There are cheap fixes to prevent crashes on Law Lane
Indiana University in Bloomington, Indiana included in their 2010 master plan an expensive and ambitious plan to extend Law Lane. The plan specified that the updated Law Lane should include bike lanes and off-street pedestrian sidewalks. A 2020 update to the master plan added detailed plans. The angled parking between Fee and Eagleson would be replaced with a protected bike lane. The sidewalk on the north side would become safer by closing five parking lot exits.
An independent pedestrian safety audit of Law Lane reached similar conclusions about recommended updates.
The safety cost of delayed street improvements
Now 15 years after those initial plans these safety upgrades still have not been implemented. At what cost to the safety of the IU community? In the crash data for that period, we can find crashes that could been prevented by the safety updates. Preventable crashes will continue until improvements are made.
Crashes since 2010 on Law Lane would have been prevented if the planned safety updates had already been made
- 13 unsafe backing crashes, which would be eliminated by planned protected multi-use path
- 5 crashes at parking lot exits which are planned to be closed
- 12 walking and biking crashes with cars which might be prevented by protected multi-use path
- 5 pedestrian crashes at the intersections which might be reduced by a shortened crossing distance provided by a protected path
- 19 total injuries related to walking, biking, unsafe backing, or unnecessary parking lot exits
These are only the recorded crashes, reported to the police. I didn't have to talk to many people from IU about this to hear from a student who was struck by a driver in a car exiting the Foster Quadrangle parking lot that went unreported.
The actual number of crashes is expected to be much higher. At least half of all pedestrian and bicyclist-involved crashes are underreported to the police. The rate of unreported pedestrian and bicyclist-involved crashes that required hospital visits was calculated by comparing the details of emergency room visits with the state crash database.
If similar rates hold here, then there have been about 40 preventable injuries on one block of Law Lane in the last 15 years.
What's the cost of a crash?
In 2012, the National Safety Council calculated the cost of a pedestrian injury to be around $58,700 per event. Crash costs may involve more than just an emergency room visit– there's the cost of the police response, possible legal fees, and opportunity costs related to missing work or school.
More recently in 2019, The Kansas Department of Transportation created a more detailed analysis of different kinds of crashes, including factoring in indirect and intangible costs.
Let's say we round the cost of a crash with an injury down to $100,000– lower than the lowest cost in the Kansas model. Given the estimated 40 crashes with injuries that design changes on Law Lane might have prevented since 2010, that's a total cost of about $4 million from potentially preventable crashes so far.
We are looking at about 12 years of crash data, so that's more than $330,000 per year.

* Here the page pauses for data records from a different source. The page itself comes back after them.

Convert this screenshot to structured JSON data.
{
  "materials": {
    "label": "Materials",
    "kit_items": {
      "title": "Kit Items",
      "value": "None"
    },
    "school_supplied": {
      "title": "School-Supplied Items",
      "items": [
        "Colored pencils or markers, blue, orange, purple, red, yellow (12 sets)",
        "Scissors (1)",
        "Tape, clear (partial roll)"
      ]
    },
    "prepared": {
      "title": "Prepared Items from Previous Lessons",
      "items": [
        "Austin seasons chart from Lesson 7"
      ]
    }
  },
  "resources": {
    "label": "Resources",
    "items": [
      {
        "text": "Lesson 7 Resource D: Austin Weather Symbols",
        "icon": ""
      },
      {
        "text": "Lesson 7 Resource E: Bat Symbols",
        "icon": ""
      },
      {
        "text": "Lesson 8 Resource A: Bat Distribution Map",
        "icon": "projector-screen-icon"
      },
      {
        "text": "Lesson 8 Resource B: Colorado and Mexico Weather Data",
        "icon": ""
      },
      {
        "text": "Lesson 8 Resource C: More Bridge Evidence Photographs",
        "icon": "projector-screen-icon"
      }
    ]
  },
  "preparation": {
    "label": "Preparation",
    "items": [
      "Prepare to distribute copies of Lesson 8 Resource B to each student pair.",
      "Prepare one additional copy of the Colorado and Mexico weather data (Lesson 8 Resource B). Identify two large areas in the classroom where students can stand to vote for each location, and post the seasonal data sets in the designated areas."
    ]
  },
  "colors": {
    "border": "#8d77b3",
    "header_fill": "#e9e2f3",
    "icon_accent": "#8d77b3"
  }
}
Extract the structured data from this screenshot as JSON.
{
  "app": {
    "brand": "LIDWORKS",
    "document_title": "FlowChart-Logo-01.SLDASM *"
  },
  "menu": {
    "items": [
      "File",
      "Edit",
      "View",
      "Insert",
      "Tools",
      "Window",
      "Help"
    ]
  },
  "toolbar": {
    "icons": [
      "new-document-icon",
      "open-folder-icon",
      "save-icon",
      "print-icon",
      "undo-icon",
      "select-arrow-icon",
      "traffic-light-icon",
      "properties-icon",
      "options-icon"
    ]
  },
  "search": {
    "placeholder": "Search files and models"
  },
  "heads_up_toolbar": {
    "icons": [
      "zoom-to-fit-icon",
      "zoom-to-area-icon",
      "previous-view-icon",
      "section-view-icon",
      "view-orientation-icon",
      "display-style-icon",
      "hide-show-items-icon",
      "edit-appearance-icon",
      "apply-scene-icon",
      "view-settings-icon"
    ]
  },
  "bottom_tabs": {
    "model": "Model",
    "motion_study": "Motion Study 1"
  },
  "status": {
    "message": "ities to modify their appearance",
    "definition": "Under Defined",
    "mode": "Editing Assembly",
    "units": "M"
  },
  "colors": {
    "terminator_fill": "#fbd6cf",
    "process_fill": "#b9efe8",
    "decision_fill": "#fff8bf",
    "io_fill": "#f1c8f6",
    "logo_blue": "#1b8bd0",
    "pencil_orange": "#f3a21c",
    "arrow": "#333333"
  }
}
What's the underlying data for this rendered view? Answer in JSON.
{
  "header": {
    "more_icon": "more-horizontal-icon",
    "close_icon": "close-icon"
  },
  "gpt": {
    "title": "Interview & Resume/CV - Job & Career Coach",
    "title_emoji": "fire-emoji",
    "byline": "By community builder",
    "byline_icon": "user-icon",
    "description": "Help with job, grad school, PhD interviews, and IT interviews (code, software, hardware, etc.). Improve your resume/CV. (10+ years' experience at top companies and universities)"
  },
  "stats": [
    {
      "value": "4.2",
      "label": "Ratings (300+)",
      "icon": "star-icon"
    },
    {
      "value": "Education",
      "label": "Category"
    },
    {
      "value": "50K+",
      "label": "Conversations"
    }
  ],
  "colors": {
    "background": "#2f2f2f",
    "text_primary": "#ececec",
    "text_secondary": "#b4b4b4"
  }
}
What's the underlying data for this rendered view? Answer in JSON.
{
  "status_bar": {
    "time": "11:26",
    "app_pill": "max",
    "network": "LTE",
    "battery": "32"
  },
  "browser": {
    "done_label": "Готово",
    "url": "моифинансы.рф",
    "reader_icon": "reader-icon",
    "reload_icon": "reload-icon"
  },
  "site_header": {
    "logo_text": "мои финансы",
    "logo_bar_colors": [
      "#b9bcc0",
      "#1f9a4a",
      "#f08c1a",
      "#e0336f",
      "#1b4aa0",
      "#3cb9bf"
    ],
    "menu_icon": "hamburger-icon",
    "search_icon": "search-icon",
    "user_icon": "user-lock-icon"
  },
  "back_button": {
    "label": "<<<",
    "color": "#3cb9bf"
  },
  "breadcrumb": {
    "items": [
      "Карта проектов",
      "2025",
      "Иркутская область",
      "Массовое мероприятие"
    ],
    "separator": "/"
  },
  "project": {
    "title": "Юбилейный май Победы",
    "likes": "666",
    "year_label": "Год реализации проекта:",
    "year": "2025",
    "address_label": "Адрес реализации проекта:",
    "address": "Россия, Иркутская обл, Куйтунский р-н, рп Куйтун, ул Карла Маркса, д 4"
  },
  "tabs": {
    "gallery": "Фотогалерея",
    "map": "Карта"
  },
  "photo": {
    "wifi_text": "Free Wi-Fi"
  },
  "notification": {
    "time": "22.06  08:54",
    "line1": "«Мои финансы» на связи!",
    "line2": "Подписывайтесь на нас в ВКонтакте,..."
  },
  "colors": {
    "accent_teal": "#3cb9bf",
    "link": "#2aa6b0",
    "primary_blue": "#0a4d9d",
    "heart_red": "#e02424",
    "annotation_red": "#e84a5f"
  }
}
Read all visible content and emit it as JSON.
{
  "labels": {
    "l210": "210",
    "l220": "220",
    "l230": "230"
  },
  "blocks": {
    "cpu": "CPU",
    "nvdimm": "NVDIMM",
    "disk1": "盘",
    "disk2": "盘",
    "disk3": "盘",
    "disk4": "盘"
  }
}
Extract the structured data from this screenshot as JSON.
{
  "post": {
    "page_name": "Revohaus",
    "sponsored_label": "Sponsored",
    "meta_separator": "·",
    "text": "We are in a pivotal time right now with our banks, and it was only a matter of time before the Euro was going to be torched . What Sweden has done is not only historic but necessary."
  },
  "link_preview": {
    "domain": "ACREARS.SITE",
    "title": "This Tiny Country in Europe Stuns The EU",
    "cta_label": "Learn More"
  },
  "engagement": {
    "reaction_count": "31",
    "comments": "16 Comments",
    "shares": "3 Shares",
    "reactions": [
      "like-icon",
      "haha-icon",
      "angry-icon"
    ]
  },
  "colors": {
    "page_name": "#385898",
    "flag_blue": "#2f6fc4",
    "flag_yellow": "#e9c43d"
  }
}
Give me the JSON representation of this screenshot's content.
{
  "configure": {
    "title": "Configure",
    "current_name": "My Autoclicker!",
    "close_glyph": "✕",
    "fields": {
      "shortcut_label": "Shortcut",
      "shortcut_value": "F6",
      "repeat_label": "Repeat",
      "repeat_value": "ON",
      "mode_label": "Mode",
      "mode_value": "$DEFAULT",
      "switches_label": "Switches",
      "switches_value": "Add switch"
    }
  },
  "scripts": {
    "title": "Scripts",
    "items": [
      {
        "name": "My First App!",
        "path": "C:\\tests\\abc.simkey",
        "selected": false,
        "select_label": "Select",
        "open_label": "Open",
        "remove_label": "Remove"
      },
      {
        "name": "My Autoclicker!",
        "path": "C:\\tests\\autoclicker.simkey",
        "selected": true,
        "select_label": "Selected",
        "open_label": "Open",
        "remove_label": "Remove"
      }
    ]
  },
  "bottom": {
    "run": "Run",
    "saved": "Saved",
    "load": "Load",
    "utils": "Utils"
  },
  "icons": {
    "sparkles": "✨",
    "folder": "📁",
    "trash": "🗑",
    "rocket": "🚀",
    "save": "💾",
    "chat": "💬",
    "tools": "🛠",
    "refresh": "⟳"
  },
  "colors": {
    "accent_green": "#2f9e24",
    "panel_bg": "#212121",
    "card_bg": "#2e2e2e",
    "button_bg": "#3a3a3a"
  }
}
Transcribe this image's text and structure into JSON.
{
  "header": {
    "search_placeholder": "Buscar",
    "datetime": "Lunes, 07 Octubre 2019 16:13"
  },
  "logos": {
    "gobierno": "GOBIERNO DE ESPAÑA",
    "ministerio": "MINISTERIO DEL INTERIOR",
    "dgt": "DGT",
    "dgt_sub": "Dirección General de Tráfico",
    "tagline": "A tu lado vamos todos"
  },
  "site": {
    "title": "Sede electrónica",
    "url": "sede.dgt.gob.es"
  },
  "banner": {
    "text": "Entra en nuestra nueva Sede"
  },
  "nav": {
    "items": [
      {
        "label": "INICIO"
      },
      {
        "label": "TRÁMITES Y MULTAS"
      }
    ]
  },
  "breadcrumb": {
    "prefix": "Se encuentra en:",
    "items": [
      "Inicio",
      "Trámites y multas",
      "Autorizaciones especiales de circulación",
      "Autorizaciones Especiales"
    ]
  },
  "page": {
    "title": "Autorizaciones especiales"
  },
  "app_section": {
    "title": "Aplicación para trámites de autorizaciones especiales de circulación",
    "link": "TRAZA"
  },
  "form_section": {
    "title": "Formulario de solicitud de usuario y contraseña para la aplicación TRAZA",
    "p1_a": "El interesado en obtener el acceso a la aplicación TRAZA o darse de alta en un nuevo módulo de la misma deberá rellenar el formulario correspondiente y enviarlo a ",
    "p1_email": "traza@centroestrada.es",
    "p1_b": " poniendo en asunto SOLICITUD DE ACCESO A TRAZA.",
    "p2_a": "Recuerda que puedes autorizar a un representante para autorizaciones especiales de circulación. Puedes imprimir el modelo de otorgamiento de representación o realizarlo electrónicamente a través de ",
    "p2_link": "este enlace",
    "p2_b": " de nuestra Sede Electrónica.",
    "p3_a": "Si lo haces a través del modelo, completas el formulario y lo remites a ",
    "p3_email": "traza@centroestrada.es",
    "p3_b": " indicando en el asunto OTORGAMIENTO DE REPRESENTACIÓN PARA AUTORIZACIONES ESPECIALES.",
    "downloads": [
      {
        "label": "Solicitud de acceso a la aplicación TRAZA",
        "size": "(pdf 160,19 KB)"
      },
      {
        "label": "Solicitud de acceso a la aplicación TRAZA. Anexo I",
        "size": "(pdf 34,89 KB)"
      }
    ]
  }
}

The cost of short-term fixes that prioritize crash reduction
IU's plan to completely overhaul and extend Law Lane is grand and ambitious and doesn't have a timeline or price tag in the master plan. Are there temporary fixes that are cheap and fast enough to do now while waiting for the master plan to be implemented?
A quick protected multi-use path
Replacing the angled parking on the south side of Law Lane would eliminate the ongoing pattern of "unsafe backing" crashes and would allow pedestrians and cyclists to get down the block with no conflict points with cars, a win for safety. Atlanta provides an example of how this can be done quickly, inexpensively and attractively with painted concrete barriers. Here's what that solution would look like on Law Lane:
Research suggests these barriers may cost in the range of $500 for one 10-foot barrier. From Fee to Eagleson along Law is about 950 feet. That's about $50,000 for the barriers if IU needs to buy all new ones– a bargain for a street makeover project.
Reducing parking lot exits with concrete planters
Both the IU master plan and the pedestrian safety audit of the street recommended closing several of the parking lot exits that open to Law Lane. Most other parking lots in the area have one or two exits, but that lot has nine. Closing five exits as the plan calls for would still leave plenty of access. IU already has a fast and cheap way to indefinitely block car access: attractive planters.
Another large street planter is available online for about $2,400. So if another 10 were needed to block five exits, that would cost about $24,000 in supplies. Another bargain. As with the protective barriers, these could be saved and reused for other projects once the final Law Law Extension design is implemented.
What's injury prevention worth?
The quick fixes above total $74,000 in materials– barriers and planters which could be re-used for other projects later.
Compared to the calculated costs of crashes above, the cost of the temporary project could be less than the cost of injury-causing crashes in the first year.
Until IU gets around to implementing its master plan for an IU overhaul, some temporary safety measures to secure the street now are a bargain compared to the risk of a continued stream of injuries from the current design.